Tal cuestión ha sido resuelta en nuestras Sentencias de 22 de septiembre de 2020 (recursos de apelación 946/2019 y 438/2019) como así en la posterior de 11 de febrero de 2021 (recurso de apelación), cuyo contenido mantenemos en unidad de doctrina y seguridad jurídica, en las que venimos expresa lo siguiente:

'SEXTO.- De los distintos regímenes en la prevención y sanción de los abusos en la contratación.

12. Se incide con el recurso de apelación en el distinto régimen normativo atinente al personal laboral del sector público y del privado. Apunta en tal sentido a que en el Estatuto de los Trabajadores se prevería la transformación de la relación temporal abusiva en una relación indefinida 'por el mero hecho de haber prestado servicios durante un período de 24 meses en un plazo de 30'. Obsérvese, nuevamente, que el término de comparación que se traza anuda un efecto jurídico distinto (el carácter indefinido de la relación laboral) al que aquí persigue obtenerse (la fijeza de esa relación de servicio).

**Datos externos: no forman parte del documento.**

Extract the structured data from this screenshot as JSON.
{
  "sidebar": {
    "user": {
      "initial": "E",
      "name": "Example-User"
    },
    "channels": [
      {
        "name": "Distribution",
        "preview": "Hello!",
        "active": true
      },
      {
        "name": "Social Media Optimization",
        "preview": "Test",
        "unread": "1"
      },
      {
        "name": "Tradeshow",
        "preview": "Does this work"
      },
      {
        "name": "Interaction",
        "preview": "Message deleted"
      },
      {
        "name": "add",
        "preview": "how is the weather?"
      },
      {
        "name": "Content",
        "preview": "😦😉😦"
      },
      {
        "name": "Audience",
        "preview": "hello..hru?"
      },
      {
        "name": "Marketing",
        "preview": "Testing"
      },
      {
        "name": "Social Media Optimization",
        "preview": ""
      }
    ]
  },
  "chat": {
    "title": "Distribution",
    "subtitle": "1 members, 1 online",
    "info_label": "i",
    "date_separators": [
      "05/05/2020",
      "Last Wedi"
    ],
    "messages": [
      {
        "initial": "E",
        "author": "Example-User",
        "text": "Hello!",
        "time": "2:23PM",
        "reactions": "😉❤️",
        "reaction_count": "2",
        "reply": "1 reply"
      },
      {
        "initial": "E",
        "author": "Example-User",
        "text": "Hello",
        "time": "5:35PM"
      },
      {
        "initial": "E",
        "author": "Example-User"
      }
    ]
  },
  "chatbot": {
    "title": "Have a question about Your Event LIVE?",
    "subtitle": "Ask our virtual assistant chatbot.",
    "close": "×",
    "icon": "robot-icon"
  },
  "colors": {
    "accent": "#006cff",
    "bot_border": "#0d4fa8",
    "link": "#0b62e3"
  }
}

13. La Sala Tercera en Sentencia (Sección 4ª) No 1426/2018, de 26 de septiembre (rec. 1305/2017 ), tomando como referencia la contratación abusiva en los términos expresados por el TJUE (Sala Décima) en su Sentencia de 14 de septiembre de 2016 (asuntos acumulados C-184/2015 y C-197/2015 ), ha descartado como solución jurídica 'la conversión del personal que fue nombrado como funcionario interino de un Ayuntamiento, en personal indefinido no fijo, aplicando de forma analógica la jurisprudencia del orden social' [F.D. 18ª]. Frente a ello, dispone que:

-Habrá de subsistir y continuar 'tal relación de empleo, con los derechos profesionales y económicos inherentes a ella desde la fecha de efectos de la resolución anulada', hasta que esa Administración cumpla en debida forma lo que ordena la norma de carácter básico establecida en el artículo 10,1 TREBEP [F.D. 18ª].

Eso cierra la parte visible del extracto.